The price of natural gas depends on the level of consumption, the consumption profile of an individual customer and the type of agreement concluded, which defines the price setting model. Customers who consume natural gas evenly throughout the year, typically achieve a better price than seasonal customers who primarily use natural gas for heating due to a lesser seasonal effect on prices and better utilisation of transmission capacities.
For customers whose price is set on the basis of a crude oil formula, the selling price of natural gas changes with respect to the value of influential factors that are tied to the price of crude oil and petroleum derivatives, and the value of the US dollar. These types of agreements ensure the greater flexibility of supply and greater predictability of final indexed prices.
The price of natural gas can also be set directly based on supply and demand, which is reflected in the value of the CEGH, NCG and TTF gas indices published by European gas exchanges. Characteristic of these types of products are less flexibility in terms of quantities supplied and greater price fluctuations due to daily changes on the market, which are additionally affected by seasonal factors.

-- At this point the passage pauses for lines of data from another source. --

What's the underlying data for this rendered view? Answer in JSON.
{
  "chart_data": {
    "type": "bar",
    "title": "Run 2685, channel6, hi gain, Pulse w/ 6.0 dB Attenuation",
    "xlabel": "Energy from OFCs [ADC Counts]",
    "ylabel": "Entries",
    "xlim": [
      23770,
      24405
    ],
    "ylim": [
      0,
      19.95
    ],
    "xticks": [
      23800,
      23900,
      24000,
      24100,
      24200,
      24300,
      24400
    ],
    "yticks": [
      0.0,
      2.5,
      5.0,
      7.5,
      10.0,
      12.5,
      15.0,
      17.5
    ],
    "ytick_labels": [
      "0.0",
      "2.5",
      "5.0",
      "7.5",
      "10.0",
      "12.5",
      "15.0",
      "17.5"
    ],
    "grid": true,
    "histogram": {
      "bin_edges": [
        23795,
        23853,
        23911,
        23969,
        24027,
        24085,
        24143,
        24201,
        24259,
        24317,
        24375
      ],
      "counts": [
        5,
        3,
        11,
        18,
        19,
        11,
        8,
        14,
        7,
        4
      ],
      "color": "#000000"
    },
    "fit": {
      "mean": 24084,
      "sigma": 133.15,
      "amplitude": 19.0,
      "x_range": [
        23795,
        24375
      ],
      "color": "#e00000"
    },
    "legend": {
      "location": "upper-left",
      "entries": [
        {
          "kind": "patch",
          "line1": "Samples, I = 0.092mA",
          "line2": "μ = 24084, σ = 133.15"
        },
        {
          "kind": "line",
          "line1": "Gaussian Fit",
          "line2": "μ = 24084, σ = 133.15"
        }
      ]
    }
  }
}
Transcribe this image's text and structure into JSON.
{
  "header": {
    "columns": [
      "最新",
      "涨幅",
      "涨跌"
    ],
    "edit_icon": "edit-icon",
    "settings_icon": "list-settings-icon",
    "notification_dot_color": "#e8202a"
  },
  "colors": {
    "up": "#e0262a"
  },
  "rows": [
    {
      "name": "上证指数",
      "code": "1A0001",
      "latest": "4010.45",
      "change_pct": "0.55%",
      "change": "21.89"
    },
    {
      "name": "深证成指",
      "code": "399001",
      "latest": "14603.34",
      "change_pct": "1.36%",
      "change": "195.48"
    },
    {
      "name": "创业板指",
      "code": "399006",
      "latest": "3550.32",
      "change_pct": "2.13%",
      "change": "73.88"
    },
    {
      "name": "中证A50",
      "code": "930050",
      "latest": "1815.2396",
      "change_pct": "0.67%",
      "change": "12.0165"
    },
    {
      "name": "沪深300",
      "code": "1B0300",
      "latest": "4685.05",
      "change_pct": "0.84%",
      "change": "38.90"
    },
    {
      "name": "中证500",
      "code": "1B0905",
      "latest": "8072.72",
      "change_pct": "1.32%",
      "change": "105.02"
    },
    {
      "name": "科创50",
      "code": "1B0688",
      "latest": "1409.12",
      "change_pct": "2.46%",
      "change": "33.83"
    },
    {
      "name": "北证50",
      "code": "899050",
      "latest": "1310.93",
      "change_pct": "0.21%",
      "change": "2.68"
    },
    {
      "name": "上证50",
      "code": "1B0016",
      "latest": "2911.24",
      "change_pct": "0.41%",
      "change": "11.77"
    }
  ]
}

The risks of price fluctuations can be mitigated through timely agreement on the setting of a fixed contractual price, which is based on futures indicators of gas indices and remains unchanged for an agreed quantity.
Due to its close proximity, the most important index for Slovenia is the one published on the Austrian CEGH exchange.
So-called hybrid products are the result of combining various methods for setting the natural gas price. Through the appropriate coordination of conditions on crude oil and exchange indices, such products are adapted to the needs of individual customers, taking into account the dynamics of their consumption and aversion to the risks associated with the variability of exchange prices.